Les racines mythologiques : L’impasse d’Ulysse
De nombreuses expressions de la langue française tirent leur origine dans la mythologie grecque. C'est le cas de la locution « de Charybde en Scylla » pour décrire une situation qui va de mal en pis. Derrière cette expression, il y a l'histoire d'Ulysse qui, voulant échapper à un monstre, se trouve piégé. « Quand on pense sortir d'une mauvaise affaire, on s'enfonce encore plus avant : Témoin ce Couple et son salaire. La Vieille, au lieu du Coq les fit tomber par là, De Charybde en Scylla », écrit Jean de La Fontaine dans sa fable La Vieille et les deux Servantes.

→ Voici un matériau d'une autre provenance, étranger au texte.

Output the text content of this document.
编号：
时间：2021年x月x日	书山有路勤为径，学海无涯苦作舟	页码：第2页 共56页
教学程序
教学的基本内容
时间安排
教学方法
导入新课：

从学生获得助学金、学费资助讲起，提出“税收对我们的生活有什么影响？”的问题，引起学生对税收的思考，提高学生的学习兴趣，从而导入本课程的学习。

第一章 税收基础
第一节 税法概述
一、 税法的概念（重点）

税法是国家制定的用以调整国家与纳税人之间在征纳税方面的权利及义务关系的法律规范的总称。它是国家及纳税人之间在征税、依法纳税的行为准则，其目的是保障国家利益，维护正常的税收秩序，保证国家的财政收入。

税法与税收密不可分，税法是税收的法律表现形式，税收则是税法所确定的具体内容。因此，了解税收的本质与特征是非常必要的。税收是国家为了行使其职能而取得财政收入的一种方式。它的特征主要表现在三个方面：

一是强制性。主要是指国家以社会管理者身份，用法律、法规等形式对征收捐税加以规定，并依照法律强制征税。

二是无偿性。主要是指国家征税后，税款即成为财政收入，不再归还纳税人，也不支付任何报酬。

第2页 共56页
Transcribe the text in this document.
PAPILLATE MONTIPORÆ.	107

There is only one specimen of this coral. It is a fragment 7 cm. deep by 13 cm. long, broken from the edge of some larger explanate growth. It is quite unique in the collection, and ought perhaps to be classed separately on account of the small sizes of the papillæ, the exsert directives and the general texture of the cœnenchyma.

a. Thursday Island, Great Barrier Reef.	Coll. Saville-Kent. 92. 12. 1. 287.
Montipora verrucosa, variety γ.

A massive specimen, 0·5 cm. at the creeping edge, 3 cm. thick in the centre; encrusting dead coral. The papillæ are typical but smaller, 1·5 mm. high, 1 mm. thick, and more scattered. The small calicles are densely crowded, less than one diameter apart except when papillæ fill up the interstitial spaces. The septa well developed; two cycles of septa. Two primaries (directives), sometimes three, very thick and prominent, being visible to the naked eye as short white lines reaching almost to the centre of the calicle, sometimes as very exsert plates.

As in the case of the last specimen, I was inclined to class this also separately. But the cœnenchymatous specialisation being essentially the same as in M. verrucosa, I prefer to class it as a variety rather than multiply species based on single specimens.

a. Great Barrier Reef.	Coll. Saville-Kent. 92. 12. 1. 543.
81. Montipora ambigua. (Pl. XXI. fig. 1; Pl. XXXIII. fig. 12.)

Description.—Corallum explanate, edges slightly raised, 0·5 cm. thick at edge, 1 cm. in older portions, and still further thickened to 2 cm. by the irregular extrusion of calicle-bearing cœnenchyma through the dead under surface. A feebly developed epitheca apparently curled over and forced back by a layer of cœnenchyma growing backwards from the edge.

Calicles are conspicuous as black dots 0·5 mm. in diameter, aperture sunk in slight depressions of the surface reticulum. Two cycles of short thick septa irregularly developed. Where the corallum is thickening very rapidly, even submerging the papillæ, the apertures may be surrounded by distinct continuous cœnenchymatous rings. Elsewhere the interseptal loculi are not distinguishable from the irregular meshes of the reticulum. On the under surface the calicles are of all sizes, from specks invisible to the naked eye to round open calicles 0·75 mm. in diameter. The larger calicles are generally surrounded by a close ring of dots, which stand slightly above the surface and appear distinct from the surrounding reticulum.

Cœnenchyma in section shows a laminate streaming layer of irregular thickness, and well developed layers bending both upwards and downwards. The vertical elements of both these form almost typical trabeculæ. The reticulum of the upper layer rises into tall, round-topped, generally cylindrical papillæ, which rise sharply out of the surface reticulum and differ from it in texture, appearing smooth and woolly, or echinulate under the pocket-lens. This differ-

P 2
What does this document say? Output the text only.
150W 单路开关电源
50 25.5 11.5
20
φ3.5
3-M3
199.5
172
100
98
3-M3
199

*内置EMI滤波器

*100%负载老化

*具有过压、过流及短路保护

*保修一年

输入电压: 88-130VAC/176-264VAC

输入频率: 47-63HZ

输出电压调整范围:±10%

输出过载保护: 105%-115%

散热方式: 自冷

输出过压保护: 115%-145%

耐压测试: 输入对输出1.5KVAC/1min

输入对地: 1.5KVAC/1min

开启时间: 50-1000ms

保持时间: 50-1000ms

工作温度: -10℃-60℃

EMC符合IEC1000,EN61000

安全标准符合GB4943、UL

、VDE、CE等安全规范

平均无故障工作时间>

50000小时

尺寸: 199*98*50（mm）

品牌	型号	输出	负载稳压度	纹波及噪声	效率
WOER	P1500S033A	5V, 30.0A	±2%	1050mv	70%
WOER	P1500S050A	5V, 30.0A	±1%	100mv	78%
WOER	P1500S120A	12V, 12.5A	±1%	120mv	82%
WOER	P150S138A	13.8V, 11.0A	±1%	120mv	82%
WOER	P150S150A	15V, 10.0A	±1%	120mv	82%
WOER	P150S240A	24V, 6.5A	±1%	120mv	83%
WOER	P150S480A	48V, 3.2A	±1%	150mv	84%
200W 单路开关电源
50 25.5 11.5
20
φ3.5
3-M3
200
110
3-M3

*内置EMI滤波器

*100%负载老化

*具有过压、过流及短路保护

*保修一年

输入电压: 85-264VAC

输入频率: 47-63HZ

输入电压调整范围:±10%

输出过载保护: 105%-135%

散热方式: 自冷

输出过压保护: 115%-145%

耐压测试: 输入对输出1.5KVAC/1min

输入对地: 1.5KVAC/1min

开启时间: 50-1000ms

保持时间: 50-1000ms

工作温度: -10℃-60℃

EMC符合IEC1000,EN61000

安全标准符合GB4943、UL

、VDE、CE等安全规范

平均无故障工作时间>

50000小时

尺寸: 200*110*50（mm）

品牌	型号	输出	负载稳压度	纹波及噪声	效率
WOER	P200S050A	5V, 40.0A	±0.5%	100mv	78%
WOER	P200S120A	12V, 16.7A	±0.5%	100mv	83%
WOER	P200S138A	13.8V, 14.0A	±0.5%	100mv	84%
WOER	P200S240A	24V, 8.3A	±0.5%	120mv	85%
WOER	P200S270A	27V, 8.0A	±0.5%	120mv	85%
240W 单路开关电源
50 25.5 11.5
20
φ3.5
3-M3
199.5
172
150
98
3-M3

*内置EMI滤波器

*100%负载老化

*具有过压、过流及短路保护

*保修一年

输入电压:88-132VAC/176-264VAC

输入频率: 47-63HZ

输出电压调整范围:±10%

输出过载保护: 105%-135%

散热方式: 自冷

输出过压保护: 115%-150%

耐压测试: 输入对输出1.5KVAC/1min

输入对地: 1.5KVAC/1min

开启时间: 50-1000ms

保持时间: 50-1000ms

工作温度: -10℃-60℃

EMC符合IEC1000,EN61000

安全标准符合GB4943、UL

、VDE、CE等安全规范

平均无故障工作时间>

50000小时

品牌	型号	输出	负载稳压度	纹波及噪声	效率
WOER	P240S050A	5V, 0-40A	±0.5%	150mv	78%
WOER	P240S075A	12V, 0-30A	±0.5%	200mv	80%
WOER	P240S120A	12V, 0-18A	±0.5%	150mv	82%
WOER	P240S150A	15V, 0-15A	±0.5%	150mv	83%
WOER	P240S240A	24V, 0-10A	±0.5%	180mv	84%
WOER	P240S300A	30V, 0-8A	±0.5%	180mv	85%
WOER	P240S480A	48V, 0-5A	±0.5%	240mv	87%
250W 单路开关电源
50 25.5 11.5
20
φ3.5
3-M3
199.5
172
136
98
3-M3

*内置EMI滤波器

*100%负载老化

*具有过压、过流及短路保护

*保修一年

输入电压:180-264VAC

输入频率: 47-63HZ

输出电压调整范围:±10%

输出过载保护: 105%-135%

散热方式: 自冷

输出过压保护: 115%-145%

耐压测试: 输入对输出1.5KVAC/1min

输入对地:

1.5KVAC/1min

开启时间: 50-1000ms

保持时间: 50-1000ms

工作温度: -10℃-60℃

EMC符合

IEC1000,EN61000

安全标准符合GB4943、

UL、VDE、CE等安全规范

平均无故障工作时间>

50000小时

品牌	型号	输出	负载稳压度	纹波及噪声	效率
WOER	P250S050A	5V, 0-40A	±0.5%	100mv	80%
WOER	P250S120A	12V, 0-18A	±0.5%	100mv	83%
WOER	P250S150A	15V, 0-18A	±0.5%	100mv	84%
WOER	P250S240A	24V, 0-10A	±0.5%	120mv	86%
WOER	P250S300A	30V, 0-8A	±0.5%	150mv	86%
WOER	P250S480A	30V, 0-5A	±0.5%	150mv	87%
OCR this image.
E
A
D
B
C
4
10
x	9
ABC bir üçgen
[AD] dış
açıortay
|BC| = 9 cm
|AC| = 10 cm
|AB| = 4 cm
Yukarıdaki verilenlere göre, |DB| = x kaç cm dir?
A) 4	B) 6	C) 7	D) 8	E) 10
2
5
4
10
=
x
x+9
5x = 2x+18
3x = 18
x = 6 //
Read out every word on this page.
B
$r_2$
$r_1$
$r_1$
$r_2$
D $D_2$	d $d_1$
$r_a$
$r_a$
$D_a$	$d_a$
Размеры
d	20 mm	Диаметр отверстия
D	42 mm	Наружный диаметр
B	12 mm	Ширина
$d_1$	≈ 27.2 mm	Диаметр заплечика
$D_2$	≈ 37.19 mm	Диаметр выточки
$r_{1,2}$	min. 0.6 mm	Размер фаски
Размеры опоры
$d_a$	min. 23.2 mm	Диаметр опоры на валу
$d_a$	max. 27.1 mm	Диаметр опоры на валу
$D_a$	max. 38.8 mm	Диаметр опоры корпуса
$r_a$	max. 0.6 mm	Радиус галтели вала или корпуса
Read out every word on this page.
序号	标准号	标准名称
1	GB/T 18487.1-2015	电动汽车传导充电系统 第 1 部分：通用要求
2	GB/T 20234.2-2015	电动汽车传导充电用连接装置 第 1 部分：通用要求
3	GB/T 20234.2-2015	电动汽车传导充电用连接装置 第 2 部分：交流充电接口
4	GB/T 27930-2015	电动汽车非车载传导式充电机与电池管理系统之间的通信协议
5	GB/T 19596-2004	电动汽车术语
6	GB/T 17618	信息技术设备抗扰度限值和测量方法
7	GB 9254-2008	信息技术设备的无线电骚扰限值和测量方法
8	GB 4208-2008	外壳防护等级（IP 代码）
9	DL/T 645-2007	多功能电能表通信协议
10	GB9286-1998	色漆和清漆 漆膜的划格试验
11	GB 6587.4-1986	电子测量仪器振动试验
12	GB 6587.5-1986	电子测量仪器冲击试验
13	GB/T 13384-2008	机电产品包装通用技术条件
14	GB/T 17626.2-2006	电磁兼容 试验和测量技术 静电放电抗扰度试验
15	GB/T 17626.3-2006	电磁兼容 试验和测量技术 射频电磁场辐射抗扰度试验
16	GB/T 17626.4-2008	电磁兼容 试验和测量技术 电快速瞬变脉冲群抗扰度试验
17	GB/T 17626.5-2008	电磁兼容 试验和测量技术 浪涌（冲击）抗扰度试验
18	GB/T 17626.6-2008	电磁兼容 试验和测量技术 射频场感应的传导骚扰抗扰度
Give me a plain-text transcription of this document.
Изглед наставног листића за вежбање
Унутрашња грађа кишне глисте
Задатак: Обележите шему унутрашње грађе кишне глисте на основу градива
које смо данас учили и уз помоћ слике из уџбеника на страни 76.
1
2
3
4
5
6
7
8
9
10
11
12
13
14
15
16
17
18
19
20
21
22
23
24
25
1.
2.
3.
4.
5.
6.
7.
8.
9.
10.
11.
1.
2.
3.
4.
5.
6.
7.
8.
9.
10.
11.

Tomber de Charybde en Scylla serait une expression qui nous viendrait du latin Incidis in Scyllam cupiens vitare Charybdim. Dans l'Odyssée, le héros mythologique Ulysse fait face à bien des aventures. Après avoir résisté et échappé aux chants des sirènes, le héros et son équipage se retrouvent confrontés à un nouveau danger : ils doivent franchir un détroit gardé par deux redoutables monstres marins. Tous les marins voguant sur la Méditerranée connaissent les dangers du détroit de Messine. Ce bras de mer, qui sépare la Sicile de la pointe de la Calabre, en Italie, est agité à la fois par des courants très violents et par des tourbillons, au point que les Grecs de l’Antiquité y ont situé deux monstres terribles.
D’un côté se dresse un rocher monumental tombant à pic dans la mer et dont la paroi est si lisse qu’aucun homme ne peut l’escalader. C’est ici, dans une caverne creusée dans la roche et nichée à son sommet, que vit Scylla. Cette créature terrifiante est dotée de douze pieds et de six têtes dressées sur six cous interminables. Chacune de ses gueules s’ouvre sur trois rangées de dents acérées et son cri, qui ressemble à un aboiement, se répercute sans fin sur les parois de la grotte aux profondeurs insondables. Elle arrache et dévore un marin pour chaque tête.
De l’autre côté du récif se trouve Charybde, la fille de Poséidon. Un gigantesque tourbillon marin, perpétuellement affamée, qui engloutit des quantités colossales d'eau et est capable d'entraîner dans ses profondeurs des navires tout entiers. Elle engloutit trois fois par jour tout ce qui passe à sa portée et recrache ce qui ne lui paraît pas comestible.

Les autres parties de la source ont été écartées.